I remember a time back in 2009 when gold crossed $1000 an ounce for the first time. Investors were feeling generally uncertain about the future of Europe and inflation in the USA and were fast reverting to gold as a source of stability. Analysts were calling for $2000 an ounce, some were as aggressive as $5000.
(This chart shows the price from 1960 until today)
It never did get to $2000 though. The highest price came in at $1920 an ounce in 2011. At that time leverage requirements changed in the USA and eventually, sentiment shifted.
“In the long term, the price of gold will always rise.”
My grandfather taught me that and I still believe it’s true. If you’re a short term, high risk trader in a six year bear market that sentence bears little relevance.
The purpose of this writing is not to scare you. Rather, we need to note that cryptocurrencies are the most fast paced market since the beginning of time. I do believe that we’re moving to a digital economy very rapidly and that the value of the blockchain will need to rise sharply in order to support that, but as prices can fluctuate extremely rapidly, we should at least explore the possibility of where it might go if a major pullback does come.
Always think about the other side of the coin. 😉
Japan has already legalized it. A major infrastructure change is coming very soon in the world’s third largest economy. We know that Bitflyer has signed a contract that ensures bitcoin is accepted at hundreds of thousands of retail stores across the island nation and that about 20 new bitcoin exchanges will be coming online shortly.
India is currently reviewing the option to legalize and regulate digital currency. After the harsh and rapid demonetization, they’re in sore need of an alternative to paper money. They have a panel working on it now and hopefully, we’ll get some good news in the coming weeks.
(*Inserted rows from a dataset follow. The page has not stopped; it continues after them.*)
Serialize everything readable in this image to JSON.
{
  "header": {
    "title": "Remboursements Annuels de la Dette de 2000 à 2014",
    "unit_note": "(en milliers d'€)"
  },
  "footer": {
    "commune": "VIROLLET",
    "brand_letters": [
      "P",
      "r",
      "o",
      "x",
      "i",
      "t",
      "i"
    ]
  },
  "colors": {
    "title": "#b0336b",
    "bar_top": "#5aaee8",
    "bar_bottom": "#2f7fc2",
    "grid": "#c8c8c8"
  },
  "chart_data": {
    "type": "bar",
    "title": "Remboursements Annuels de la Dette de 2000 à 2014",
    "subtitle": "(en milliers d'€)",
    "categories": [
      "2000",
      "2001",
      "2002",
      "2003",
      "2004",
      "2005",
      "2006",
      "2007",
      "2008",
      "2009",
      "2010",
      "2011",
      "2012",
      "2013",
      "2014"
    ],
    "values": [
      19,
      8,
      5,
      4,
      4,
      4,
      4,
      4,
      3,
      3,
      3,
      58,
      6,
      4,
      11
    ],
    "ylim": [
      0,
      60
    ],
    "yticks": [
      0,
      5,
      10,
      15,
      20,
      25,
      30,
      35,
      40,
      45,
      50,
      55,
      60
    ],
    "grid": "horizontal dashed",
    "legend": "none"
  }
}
On or before Monday, May 15th, the SEC will deliver a decision to either approve or deny the world’s first bitcoin ETF, which if approved will open the markets to Billions of Dollars in institutional investments.
As I’m writing, the total market cap of bitcoin has just breached $30 Billion for the first time ever. A notable milestone but still not nearly enough to support the global economy, which now stands above $1 quadrillion.
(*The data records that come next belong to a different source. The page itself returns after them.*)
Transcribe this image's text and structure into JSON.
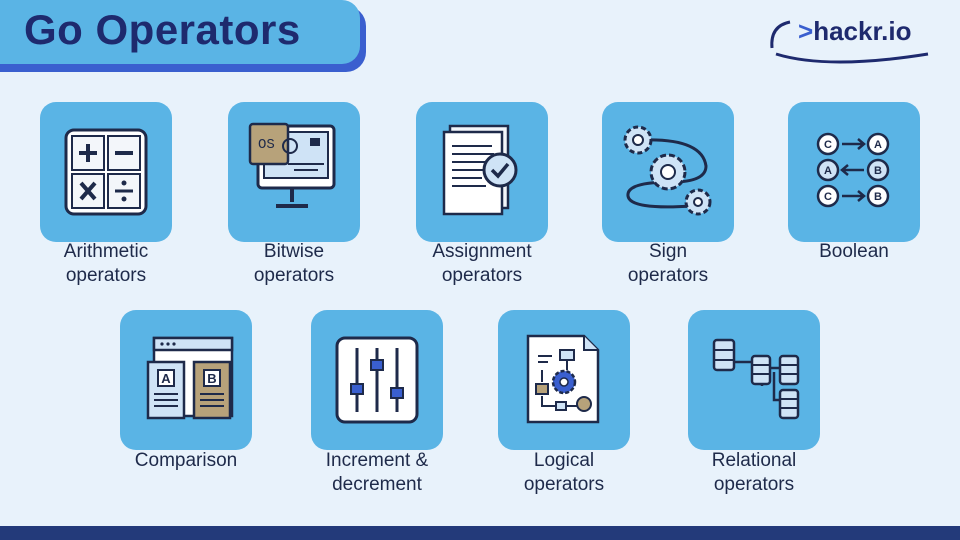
{
  "title": "Go Operators",
  "logo": {
    "prefix": ">",
    "name": "hackr.io"
  },
  "icons": {
    "arithmetic": "calculator-icon",
    "bitwise": "monitor-icon",
    "assignment": "document-check-icon",
    "sign": "gears-icon",
    "boolean": "nodes-icon",
    "comparison": "compare-windows-icon",
    "increment": "sliders-icon",
    "logical": "flowchart-icon",
    "relational": "database-tree-icon"
  },
  "cards": [
    {
      "line1": "Arithmetic",
      "line2": "operators"
    },
    {
      "line1": "Bitwise",
      "line2": "operators"
    },
    {
      "line1": "Assignment",
      "line2": "operators"
    },
    {
      "line1": "Sign",
      "line2": "operators"
    },
    {
      "line1": "Boolean",
      "line2": ""
    },
    {
      "line1": "Comparison",
      "line2": ""
    },
    {
      "line1": "Increment &",
      "line2": "decrement"
    },
    {
      "line1": "Logical",
      "line2": "operators"
    },
    {
      "line1": "Relational",
      "line2": "operators"
    }
  ],
  "icon_text": {
    "os": "OS",
    "a": "A",
    "b": "B",
    "c": "C"
  },
  "colors": {
    "background": "#e8f2fb",
    "card": "#5ab4e5",
    "title_box": "#5ab4e5",
    "title_text": "#1e2a6e",
    "accent": "#3a5fcf",
    "bottom_bar": "#233a7a"
  }
}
However, according to coinmarketcap.com, the current volumes are coming from Poloniex, Kraken, and Bithumb (Korean exchange). Bitflyer is less than 3%. This tells me that most of the money flooding in at the moment is in fact, speculation money.
In January, I made a video called Bitcoin Rush, that descibed the simple technical analysis pattern that the price has been following.
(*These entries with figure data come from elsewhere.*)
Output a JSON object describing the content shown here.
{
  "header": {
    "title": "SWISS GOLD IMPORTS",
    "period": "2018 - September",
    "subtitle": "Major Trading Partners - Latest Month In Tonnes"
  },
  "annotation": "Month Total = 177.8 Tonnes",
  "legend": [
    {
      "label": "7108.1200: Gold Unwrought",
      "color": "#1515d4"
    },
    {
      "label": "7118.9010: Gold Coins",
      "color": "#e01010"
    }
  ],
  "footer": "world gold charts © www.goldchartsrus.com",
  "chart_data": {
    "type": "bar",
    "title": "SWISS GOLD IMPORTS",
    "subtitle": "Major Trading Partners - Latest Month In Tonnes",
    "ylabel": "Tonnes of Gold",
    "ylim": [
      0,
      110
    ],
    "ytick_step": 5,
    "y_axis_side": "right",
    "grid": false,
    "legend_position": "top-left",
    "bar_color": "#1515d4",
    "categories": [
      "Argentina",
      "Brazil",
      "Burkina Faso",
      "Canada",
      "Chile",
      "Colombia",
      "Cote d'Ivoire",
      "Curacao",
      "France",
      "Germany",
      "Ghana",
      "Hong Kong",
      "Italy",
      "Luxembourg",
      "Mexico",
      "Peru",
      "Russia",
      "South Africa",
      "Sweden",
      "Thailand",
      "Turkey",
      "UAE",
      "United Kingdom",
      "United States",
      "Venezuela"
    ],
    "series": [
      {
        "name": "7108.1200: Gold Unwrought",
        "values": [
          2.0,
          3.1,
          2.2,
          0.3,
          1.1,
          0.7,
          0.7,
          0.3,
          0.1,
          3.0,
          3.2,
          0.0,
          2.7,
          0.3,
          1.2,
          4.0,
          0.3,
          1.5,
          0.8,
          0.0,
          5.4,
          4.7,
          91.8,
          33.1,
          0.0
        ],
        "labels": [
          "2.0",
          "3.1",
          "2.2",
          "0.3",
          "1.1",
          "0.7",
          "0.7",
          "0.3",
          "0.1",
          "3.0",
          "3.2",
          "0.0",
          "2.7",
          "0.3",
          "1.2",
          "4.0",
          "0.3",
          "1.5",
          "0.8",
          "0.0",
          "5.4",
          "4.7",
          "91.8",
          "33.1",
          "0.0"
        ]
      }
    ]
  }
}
You can see the video here:
Since that video, the pattern has held outstandingly well. Of course, past performance is not an indication of future price movement but if the pattern continues this is what we can expect.
This graph shows the price of bitcoin over the past year and a half.
The red, white, and yellow lines are covered in the video. To recap, every time the price breaks a line, it continues to surge until it finds an arbitrary price to turn around, then comes back to touch, or even dip below the previous line.
Since the video was made, the price went all the way up to $1336 (blue line) then indeed retraced back to the yellow line just below $775.
Let’s ignore for now the green circle, which is the excitement around the first SEC ETF decision. We can see the massive spikes on March 10th when the ETF was declined but the long term price moves were not affected.
Now, let’s hope that the price continues to rise, the tipping point comes, and we never see it at $1800 a coin again. But…. if we do see a retracement, there is no support on the chart until $1136, or possibly $1292 (the highest price inside the green circle). Either way, the next support is more than $500 away.
This content is for information and educational purposes only and should not be considered investment advice or an investment recommendation.
Past performance is not an indication of future results. All trading carries risk. Only risk capital you’re prepared to lose.